It is no secret that the Trump administration sees itself in deep discontinuity with not only the preceding Obama administration, but in many ways with all preceding administrations, particularly on matters of international relations. Senior administration officials such as Steve Bannon and Michael Anton have openly called for a serious, even radical, course correction, and one suspects that the President is a fellow traveler on the general theme, if not all the specifics. In this environment, the counsel of the traditional foreign policy establishment—the “blob,” in the words of Ben Rhodes—is, at best, deeply suspect.

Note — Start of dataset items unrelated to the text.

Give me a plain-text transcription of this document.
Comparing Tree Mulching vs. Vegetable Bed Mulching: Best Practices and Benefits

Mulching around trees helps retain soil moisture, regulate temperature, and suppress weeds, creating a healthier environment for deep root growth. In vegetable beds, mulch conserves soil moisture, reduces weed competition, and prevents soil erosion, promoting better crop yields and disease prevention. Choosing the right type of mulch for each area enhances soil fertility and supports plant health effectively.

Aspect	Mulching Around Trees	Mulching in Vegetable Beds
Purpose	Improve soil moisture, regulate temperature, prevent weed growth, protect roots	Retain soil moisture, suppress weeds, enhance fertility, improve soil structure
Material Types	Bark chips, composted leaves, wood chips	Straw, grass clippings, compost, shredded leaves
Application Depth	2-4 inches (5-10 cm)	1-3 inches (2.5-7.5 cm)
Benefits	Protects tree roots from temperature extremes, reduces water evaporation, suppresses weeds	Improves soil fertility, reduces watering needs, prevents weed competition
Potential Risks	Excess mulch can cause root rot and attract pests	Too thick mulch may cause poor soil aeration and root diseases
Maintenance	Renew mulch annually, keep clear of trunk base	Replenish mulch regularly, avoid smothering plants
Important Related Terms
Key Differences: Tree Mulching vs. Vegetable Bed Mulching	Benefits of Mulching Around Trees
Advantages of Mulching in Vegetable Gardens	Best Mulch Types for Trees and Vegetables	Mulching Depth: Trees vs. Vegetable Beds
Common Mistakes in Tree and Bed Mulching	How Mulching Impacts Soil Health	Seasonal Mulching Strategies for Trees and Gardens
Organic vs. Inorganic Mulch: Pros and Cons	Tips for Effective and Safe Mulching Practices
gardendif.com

In some ways, Lieutenant General H.R. McMaster, who the President appointment as National Security Adviser following Mike Flynn’s controversial departure, has seen this moment before. Full disclosure, McMaster is my personal friend. In his book, Dereliction of Duty: Johnson, McNamara, the Joint Chiefs of Staff and the Lies That Led to Vietnam, (which grew out of his Ph.D. dissertation), McMaster documents an earlier time in which the “New Frontiersman” of the Kennedy (and later Johnson) administration saw the senior Pentagon leadership as hopelessly anachronistic, and therefore denied them any real influence in the decision-making leading up to Vietnam.
Of course, in the current environment, it is only the Pentagon that retains any influence, with the State Department and intelligence agencies viewed with suspicion. But nonetheless, the fundamental structure of the National Security Council system, in which serious matters are debated in the presence of the President by the principals from all the relevant agencies, is still being challenged.
General McMaster faces three internal challenges in this environment. The first, and most obvious, is to build a relationship with the President, with whom he has no previous ties. McMaster knows, from his reading of the Kennedy and Johnson administrations, that a White House advisor must “establish a close personal rapport with the President.” Absent that rapport, one isn’t truly the principal advisor on national security matters, regardless of title.
Second, he must work to build a team with his new peers, both inside and outside of the White House. One suspects McMaster will have little trouble bonding with (current) General Dunford of the Joint Chiefs of Staff and (retired) Generals Mattis and Kelly, now the department secretaries at Defense and Homeland Security. But he will have to find a way to develop a relationship with U.S. Secretary of State Rex Tillerson, and U.S. Treasury Secretary Steve Mnuchin as well as his peers inside the Executive Office of the President—not just the aforementioned Bannon, but also White House Chief of Staff Reince Preibus, Budget Director Mick Mulvaney and advisor Jared Kushner.
Finally, McMaster must work to rebuild what is widely reported to be a demoralized NSC staff. Both the majority of the staff, apolitical employees detailed to the White House from their home agencies, and the small minority of political appointees have been shaken by the series of transitions, both to the new administration and the departure of Mike Flynn after only 24 days as head of the NSC. McMaster is reportedly going door-to-door inside the Eisenhower building that houses the NSC, meeting and greeting his new staff. This is a great first step, but creating a functional team, given recent shocks, will take more than a few handshakes.
As to McMaster himself, he will have to get quickly acquainted with regions and problem sets that have not been his forte. McMaster spent many years at Central Command headquarters in Tampa, as well as in Iraq and Afghanistan themselves, and has deep expertise in the Middle East. And of late, his work at ARCIC—essentially the Army’s internal think tank—has focused on Russia as a landpower threat in the wake of their recent aggressions in Crimea and the Ukraine. On these accounts, he steps into the job quite prepared.
However, McMaster will need to get quickly current on a number of files. He has no particular expertise in Asia, nor on cyber warfare nor economic matters. While he dabbled in development and democratization operations in Iraq and Afghanistan in the manner of military commanders there, he has little experience with these accounts outside of the context of a large-scale military occupation.
But all indicators are that McMaster will have little trouble rising to the occasion. He stands in the first row of the warrior-intellectuals brought to the fore by the challenges of Iraq and Afghanistan. And he is in many ways a modern renaissance man. Put concisely, there aren’t very many people walking around who have won Silver Stars in a tank battle, conducted a model counterinsurgency campaign, and turned their doctoral dissertation into a best-seller.
Many have openly wondered about McMaster’s ability to step beyond his military background. But one should take a deep breath and recall that two of history’s most highly regarded national security advisors—Colin Powell and Brent Scowcroft—also labored under the burden of having achieved three-star rank. This is not to say that McMaster is without flaws or walks on water. One cannot help but suspect that his previous inexperience in the interagency world, combined with the tumultuous state of the NSC staff, will make for a bumpy first few months.
But these months were going to be bumpy regardless, and McMaster’s appointment points to a calming effect in the near future. This appointment is a promising and reassuring one, regardless of whether one is a Trump supporter, or a card-carrying member of the foreign policy establishment “blob.”
Douglas A. Ollivant is a Senior Fellow in the Future of War program at New America. A retired Army officer, he served as an NSC director in both the George W. Bush and Obama administrations.